Die europäischen Länder sollten aufhören, einzeln zu versuchen, mit der Ukraine und Russland zu sprechen. Wolodomyr Selensky, der sich kürzlich in Davos darüber beklagt hatte, dass der Westen nicht mit einer Stimme spreche, hat selbst diese bilaterale Diplomatie eingeführt und gepflegt, da es einfacher ist, einzelne Länder unter moralischen Druck zu setzen als eine Staatengemeinschaft. Es wäre an der Zeit, dass sich die Europäische Union entsprechend aufstellt und als einziger Verhandlungs- und Gesprächspartner der Ukraine und auch Russlands auftritt.
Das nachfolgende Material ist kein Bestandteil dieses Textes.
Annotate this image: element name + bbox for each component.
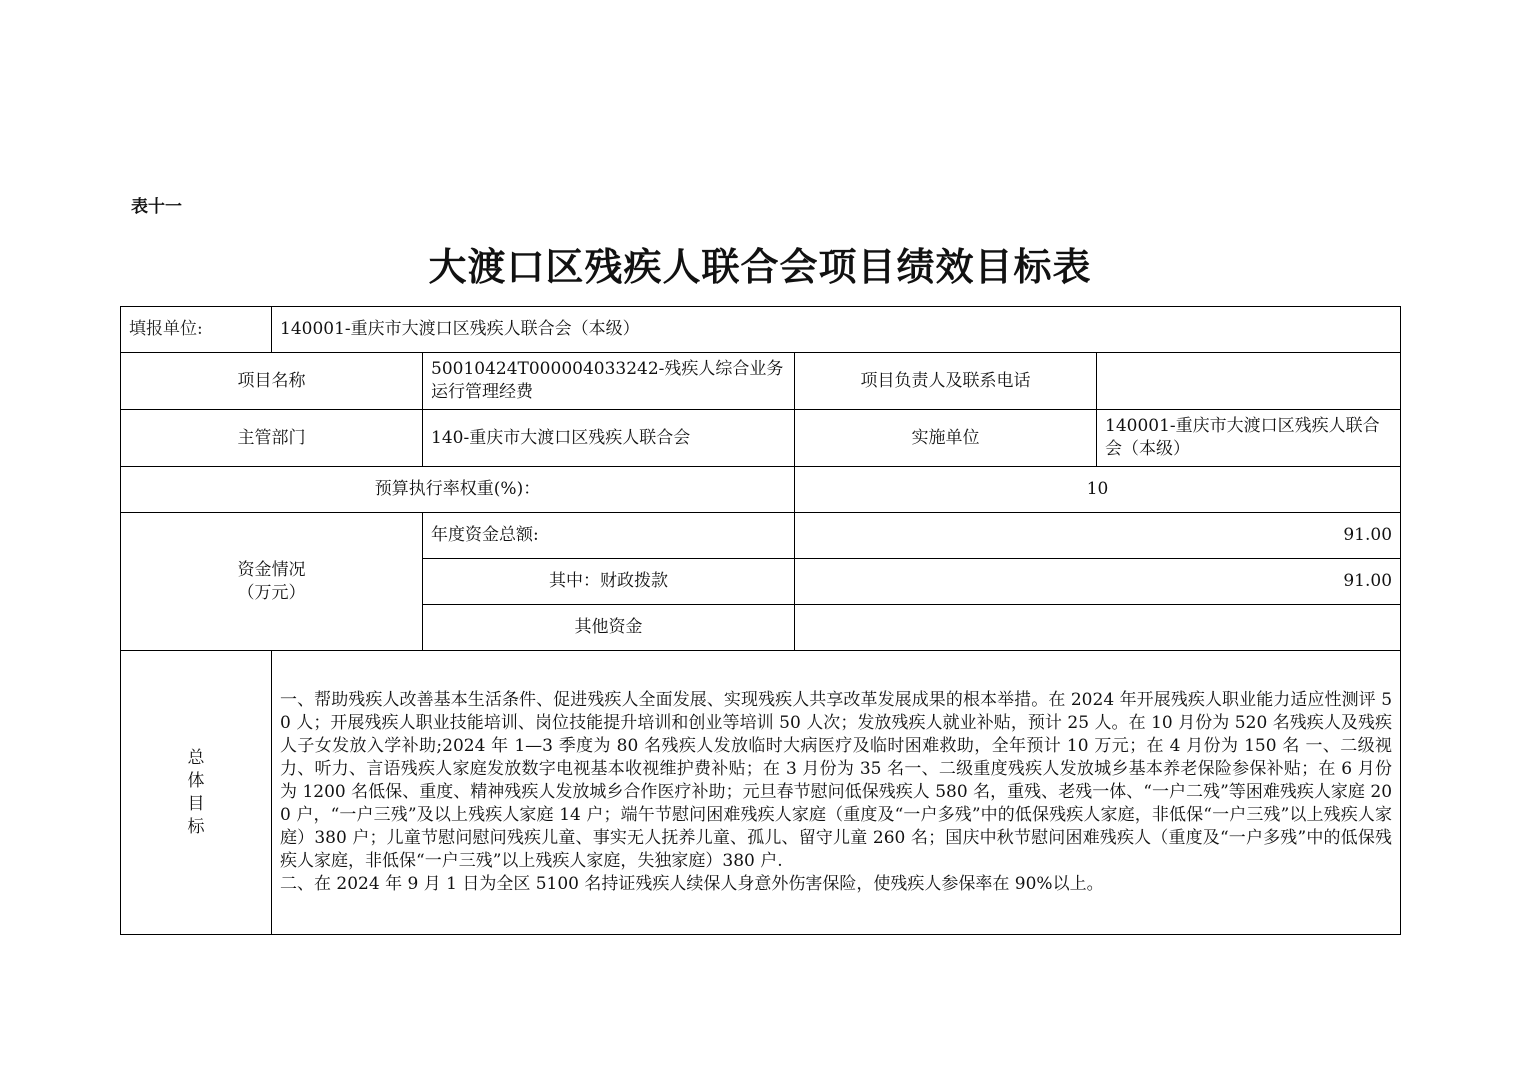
contact-value [1097, 353, 1401, 410]
total-funds-label: 年度资金总额: [423, 513, 795, 559]
goal-label-char: 体 [187, 770, 205, 791]
dept-value: 140-重庆市大渡口区残疾人联合会 [423, 410, 795, 467]
budget-weight-value: 10 [795, 467, 1401, 513]
contact-label: 项目负责人及联系电话 [795, 353, 1097, 410]
row-project [121, 353, 1401, 410]
goal-paragraph-2: 二、在 2024 年 9 月 1 日为全区 5100 名持证残疾人续保人身意外伤害保险，使残疾人参保率在 90%以上。 [280, 874, 1104, 894]
impl-unit-label: 实施单位 [795, 410, 1097, 467]
goal-label-char: 标 [187, 816, 205, 837]
total-funds-value: 91.00 [795, 513, 1401, 559]
other-funds-value [795, 605, 1401, 651]
project-name-label: 项目名称 [121, 353, 423, 410]
overall-goal-text [272, 651, 1401, 935]
performance-goal-table [120, 306, 1401, 935]
impl-unit-value: 140001-重庆市大渡口区残疾人联合会（本级） [1097, 410, 1401, 467]
funds-label-line-1: 资金情况 [237, 559, 306, 580]
document-title: 大渡口区残疾人联合会项目绩效目标表 [428, 245, 1092, 289]
row-budget-weight [121, 467, 1401, 513]
row-unit [121, 307, 1401, 353]
other-funds-label: 其他资金 [423, 605, 795, 651]
overall-goal-label [121, 651, 272, 935]
funds-label [121, 513, 423, 651]
unit-value: 140001-重庆市大渡口区残疾人联合会（本级） [272, 307, 1401, 353]
row-dept [121, 410, 1401, 467]
row-total-funds [121, 513, 1401, 559]
dept-label: 主管部门 [121, 410, 423, 467]
table-number: 表十一 [131, 197, 182, 217]
goal-label-char: 总 [187, 747, 205, 768]
row-overall-goal [121, 651, 1401, 935]
goal-paragraph-1: 一、帮助残疾人改善基本生活条件、促进残疾人全面发展、实现残疾人共享改革发展成果的根本举措。在 2024 年开展残疾人职业能力适应性测评 50 人；开展残疾人职业技能培训、岗位技能提升培训和创业等培训 50 人次；发放残疾人就业补贴，预计 25 人。在 10 月份为 520 名残疾人及残疾人子女发放入学补助;2024 年 1—3 季度为 80 名残疾人发放临时大病医疗及临时困难救助，全年预计 10 万元；在 4 月份为 150 名 一、二级视力、听力、言语残疾人家庭发放数字电视基本收视维护费补贴；在 3 月份为 35 名一、二级重度残疾人发放城乡基本养老保险参保补贴；在 6 月份为 1200 名低保、重度、精神残疾人发放城乡合作医疗补助；元旦春节慰问低保残疾人 580 名，重残、老残一体、“一户二残”等困难残疾人家庭 200 户，“一户三残”及以上残疾人家庭 14 户；端午节慰问困难残疾人家庭（重度及“一户多残”中的低保残疾人家庭，非低保“一户三残”以上残疾人家庭）380 户；儿童节慰问慰问残疾儿童、事实无人抚养儿童、孤儿、留守儿童 260 名；国庆中秋节慰问困难残疾人（重度及“一户多残”中的低保残疾人家庭，非低保“一户三残”以上残疾人家庭，失独家庭）380 户. [280, 690, 1393, 871]
fiscal-funds-label: 其中：财政拨款 [423, 559, 795, 605]
goal-label-char: 目 [187, 793, 205, 814]
unit-label: 填报单位: [121, 307, 272, 353]
budget-weight-label: 预算执行率权重(%)： [121, 467, 795, 513]
fiscal-funds-value: 91.00 [795, 559, 1401, 605]
project-name-value: 50010424T000004033242-残疾人综合业务运行管理经费 [423, 353, 795, 410]
funds-label-line-2: （万元） [237, 582, 306, 603]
In Richtung Angela Merkel erklärte der ukrainische Botschafter: „Wenn das alles so blendend gelaufen sein soll und gar keine Fehler begangen wurden, dann ist die Frage, wieso wir seit 105 Tagen mit diesem Angriffskrieg zu tun haben.“ Gute Frage. Genauso gut wie die Frage, warum sein Land trotz dieses brutalen Angriffskriegs weiter Geschäfte mit dem Aggressor macht. Die von Melnyk geforderte „Aufarbeitung“ wird nach Ende des Kriegs sicherlich stattfinden. Allerdings wird es eine Aufarbeitung sein, bei der die Rolle sämtlicher Akteure in der Ukraine seit Beginn der 2010er Jahre genau unter die Lupe genommen werden wird.